BlackRock filed a fourth amendment to the registration for its iShares Bitcoin Premium Income ETF on Tuesday, locking in a 0.65% sponsor fee for a fund that will trade on Nasdaq under the ticker BITA. The filing, reported by CoinMarketCap and detailed in BlackRock's S-1/A with the SEC, moves the asset manager close to launching its first yield-paying bitcoin product, distinct from the spot funds that already dominate the category.
The number that matters here is the fee. At 0.65%, BITA sits below the two largest covered-call bitcoin funds on the market, YBTC at 0.95% and BTCI at 0.99%. BlackRock is not entering this niche as a premium option. It is entering as the cheapest large issuer, the same playbook that helped its spot fund IBIT grow into a roughly $47 billion product after launch.
Income comes from selling options, not from holding more Bitcoin
BITA is a covered-call strategy, not a second route to bitcoin upside. The fund holds bitcoin exposure, partly through shares of IBIT, and each month it sells call options against those IBIT shares. The premium collected from selling those calls is what the fund passes through to holders as income.
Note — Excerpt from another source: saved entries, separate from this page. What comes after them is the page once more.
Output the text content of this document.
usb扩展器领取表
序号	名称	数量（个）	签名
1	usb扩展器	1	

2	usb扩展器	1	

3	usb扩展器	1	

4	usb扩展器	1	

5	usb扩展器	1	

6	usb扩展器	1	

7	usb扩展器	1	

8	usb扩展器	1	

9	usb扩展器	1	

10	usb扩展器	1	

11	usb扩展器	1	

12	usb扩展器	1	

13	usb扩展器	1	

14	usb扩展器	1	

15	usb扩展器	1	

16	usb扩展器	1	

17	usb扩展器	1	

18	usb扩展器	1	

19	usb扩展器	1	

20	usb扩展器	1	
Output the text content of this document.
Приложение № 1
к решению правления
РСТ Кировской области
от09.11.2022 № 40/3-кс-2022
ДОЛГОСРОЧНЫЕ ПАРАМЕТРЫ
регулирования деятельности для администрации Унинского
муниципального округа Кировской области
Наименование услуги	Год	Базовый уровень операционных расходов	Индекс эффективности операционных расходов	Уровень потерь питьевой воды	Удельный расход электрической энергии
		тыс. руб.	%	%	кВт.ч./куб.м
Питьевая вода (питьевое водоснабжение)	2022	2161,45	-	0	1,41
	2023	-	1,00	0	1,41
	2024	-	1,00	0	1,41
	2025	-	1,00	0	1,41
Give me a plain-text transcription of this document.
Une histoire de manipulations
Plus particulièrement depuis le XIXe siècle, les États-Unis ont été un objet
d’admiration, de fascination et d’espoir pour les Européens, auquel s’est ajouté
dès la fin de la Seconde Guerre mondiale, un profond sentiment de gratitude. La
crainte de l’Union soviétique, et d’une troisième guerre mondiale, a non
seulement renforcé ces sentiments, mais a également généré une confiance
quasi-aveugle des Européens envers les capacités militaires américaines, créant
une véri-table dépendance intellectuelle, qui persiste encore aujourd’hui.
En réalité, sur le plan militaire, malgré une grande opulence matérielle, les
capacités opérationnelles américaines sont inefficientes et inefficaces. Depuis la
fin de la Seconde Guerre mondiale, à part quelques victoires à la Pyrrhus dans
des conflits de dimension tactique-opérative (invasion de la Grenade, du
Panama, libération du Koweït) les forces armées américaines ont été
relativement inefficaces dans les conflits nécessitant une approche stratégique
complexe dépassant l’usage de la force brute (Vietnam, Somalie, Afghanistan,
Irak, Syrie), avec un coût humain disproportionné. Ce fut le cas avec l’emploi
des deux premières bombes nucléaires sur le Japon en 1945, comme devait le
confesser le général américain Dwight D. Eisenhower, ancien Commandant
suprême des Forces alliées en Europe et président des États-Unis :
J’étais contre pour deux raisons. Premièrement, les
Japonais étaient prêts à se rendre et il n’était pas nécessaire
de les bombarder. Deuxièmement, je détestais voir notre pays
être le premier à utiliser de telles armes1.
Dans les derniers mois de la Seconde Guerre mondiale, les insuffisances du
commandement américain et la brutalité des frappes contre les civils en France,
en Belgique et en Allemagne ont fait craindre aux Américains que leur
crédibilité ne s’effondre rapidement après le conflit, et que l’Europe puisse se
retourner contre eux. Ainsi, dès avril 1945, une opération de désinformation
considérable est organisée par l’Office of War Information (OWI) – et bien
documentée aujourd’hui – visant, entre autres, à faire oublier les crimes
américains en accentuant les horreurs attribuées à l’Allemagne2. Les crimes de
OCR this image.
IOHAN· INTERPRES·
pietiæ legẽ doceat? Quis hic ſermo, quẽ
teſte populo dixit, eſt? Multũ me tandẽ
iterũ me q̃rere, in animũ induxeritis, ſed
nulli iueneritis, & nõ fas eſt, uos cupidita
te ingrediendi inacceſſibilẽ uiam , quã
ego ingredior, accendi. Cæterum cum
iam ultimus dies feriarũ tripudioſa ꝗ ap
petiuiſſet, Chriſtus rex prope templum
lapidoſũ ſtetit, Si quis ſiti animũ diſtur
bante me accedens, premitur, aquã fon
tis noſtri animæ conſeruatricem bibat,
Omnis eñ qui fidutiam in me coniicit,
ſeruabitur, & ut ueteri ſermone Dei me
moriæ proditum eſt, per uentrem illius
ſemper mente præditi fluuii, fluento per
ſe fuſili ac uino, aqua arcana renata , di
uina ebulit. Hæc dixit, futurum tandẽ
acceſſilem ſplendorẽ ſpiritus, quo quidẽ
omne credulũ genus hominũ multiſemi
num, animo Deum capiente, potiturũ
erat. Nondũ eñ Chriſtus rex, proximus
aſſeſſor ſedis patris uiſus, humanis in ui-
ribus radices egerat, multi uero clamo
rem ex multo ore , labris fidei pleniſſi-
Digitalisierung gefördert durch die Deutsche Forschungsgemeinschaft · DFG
That structure has a built-in trade-off worth stating plainly. Selling calls caps the upside. If bitcoin rallies hard in a given month, the fund keeps the option premium but gives up gains above the strike price it sold. In flat or falling markets, the premium cushions some of the move and produces a payout. In a sharp rally, holders earn the income but watch a spot holder outrun them. This is the same mechanic that has driven both the appeal and the criticism of YBTC and BTCI.
A race to beat Goldman Sachs to the desk
The timing reads as competitive. A Bloomberg ETF analyst expects BITA to launch very soon, and the pressure point is Goldman Sachs, whose own bitcoin income fund is due to go live around July 1. The S-1/A disclosed $9.99 million in net assets with seed capital already deployed, the kind of detail that typically appears in the final stretch before a fund starts trading.
Getting to market first matters in passive products because early scale tends to compound. The fund that opens with the lowest fee and the biggest brand often collects the bulk of the flows, and later entrants spend years trying to claw share back. BlackRock has run that strategy before and won with it.
Yield demand is rising while the market sits in fear
The launch lands in a cold tape. As of June 11, 2026, bitcoin trades near $62,890, up 1.8% on the day but down about 1.5% on the week, and the Crypto Fear and Greed Index reads 16, deep in extreme fear. Markets like this are exactly where income products find an audience. When price appreciation stalls, a monthly payout becomes the reason to hold rather than the upside.
For crypto users who already think in terms of yield, the appeal is familiar. Many on-chain holders chase return through staking and yield programs, accepting smart-contract and lockup risk to put idle assets to work. BITA offers a managed, regulated version of the same instinct: a covered-call wrapper that produces income from volatility instead of from a protocol, with the trade-offs handled by the issuer rather than the holder. It is not the same risk profile, and it is not self-custodied, but it competes for the same dollar.
The broader read is that the institutional toolkit around bitcoin keeps widening. Spot funds gave allocators clean price exposure. Index futures gave them a hedging venue. An income ETF gives the income desk a product it can actually buy. Each wrapper pulls a different type of buyer into the same underlying asset, and BlackRock is now stacking them.
Overview
BlackRock set a 0.65% fee on its iShares Bitcoin Premium Income ETF (BITA) in a fourth S-1 amendment, undercutting the 0.95% and 0.99% charged by the two largest covered-call bitcoin funds. The fund generates income by selling monthly call options on IBIT shares, which caps upside in exchange for a payout. With $9.99 million seeded and a Bloomberg analyst expecting an imminent debut, BlackRock appears to be racing Goldman Sachs, whose rival fund is due around July 1. The product arrives in an extreme-fear market, the conditions where income strategies usually draw the most interest.